Ein Studierender mit Typ-1-Diabetes erhielt eine Befreiung vom Pflichtpraktikum – die wenig später widerrufen wurde. Rechtsanwalt Oliver Ebert erläutert, welche rechtlichen Schritte in einem solchen Fall möglich sind.

Die Frage

Ich melde mich bei Ihnen, da mich mein Diabetologe auf Sie aufmerksam gemacht hat und ich Ihren rechtlichen Rat brauche. Ich studiere aktuell Wirtschaftsingenieurwesen. Für diesen Studiengang ist normalerweise ein Vorpraktikum erforderlich.

Da ich aber an Diabetes mellitus Typ 1 leide und aufgrund der COVID-19-Pademie, ist es sehr schwer für mich, ein Praktikum zu absolvieren. Mein Diabetologe hat mir auch vom Praktikum abgeraten. Auch in der Praktikumsordnung steht, dass Menschen mit Behinderung davon ausgenommen werden können.

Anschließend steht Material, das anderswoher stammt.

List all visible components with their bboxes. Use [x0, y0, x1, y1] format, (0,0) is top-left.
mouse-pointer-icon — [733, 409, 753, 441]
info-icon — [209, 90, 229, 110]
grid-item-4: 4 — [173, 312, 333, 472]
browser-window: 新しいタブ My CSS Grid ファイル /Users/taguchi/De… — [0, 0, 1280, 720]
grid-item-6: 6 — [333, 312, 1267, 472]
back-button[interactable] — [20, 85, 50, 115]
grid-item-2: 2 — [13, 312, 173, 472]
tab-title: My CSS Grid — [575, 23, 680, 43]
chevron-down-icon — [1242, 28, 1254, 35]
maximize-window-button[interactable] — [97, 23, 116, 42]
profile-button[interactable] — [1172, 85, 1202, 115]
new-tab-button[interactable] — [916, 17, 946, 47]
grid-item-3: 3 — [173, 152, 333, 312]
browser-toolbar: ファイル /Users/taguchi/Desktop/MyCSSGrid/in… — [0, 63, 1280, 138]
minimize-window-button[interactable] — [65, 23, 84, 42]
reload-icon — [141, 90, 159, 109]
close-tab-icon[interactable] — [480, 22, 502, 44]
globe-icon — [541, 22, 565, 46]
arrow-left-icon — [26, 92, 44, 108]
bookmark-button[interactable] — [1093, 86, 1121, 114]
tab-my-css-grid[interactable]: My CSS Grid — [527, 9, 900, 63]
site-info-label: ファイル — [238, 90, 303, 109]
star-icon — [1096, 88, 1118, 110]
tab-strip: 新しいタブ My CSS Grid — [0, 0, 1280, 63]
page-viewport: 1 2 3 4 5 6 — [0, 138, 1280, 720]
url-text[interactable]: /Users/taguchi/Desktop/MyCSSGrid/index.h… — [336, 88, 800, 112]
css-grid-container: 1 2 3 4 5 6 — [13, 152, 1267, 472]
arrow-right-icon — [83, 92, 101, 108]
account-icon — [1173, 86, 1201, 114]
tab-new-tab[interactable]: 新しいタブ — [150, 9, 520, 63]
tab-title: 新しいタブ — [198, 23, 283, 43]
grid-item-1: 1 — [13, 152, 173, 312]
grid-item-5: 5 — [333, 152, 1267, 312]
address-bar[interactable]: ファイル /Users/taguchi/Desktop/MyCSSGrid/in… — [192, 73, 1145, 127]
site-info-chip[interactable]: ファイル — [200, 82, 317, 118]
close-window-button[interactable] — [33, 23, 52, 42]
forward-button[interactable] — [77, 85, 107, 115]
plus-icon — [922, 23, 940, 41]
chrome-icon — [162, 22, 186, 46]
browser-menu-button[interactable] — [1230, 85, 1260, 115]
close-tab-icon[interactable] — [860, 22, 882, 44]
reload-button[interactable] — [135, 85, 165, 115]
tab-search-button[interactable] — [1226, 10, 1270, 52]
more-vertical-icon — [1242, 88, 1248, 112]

Ich sollte mich nur beim Praktikumsamt melden. Das tat ich auch und freundlicherweise wurde mir von dessen Leiter ein Schein gegeben, damit ich das Praktikum nicht mehr absolvieren muss. Ich sollte diesen Schein dann nur noch beim Prüfungssekretariat abgeben.

Dann, ein paar Wochen später, bekam ich eine Mail, dass ich das Praktikum doch absolvieren muss. Und der Leiter des Praktikumsamts wurde komischerweise „entmachtet“. Ich verlange nun mein Recht, was mir ja schon eingeräumt worden war. Ich hoffe sehr, dass Sie mir helfen können.

Bastian C.

Die Antwort von Oliver Ebert

Leider kann ich Ihnen nur pauschale Hinweise geben, da ich die konkreten Vorschriften nicht kenne, in denen die Regelungen zum Praktikum für Ihr Studium festgelegt sind, also die Studien- oder Praktikumsverordnung.
In jedem Fall würde ich Ihnen raten, bei der Hochschule einen schriftlichen Antrag mit der Bitte um Befreiung vom Vorpraktikum einzureichen. Weisen Sie darauf hin, dass Sie ja bereits die Befreiung erhalten haben, und fügen Sie den entsprechenden Schein nochmals bei.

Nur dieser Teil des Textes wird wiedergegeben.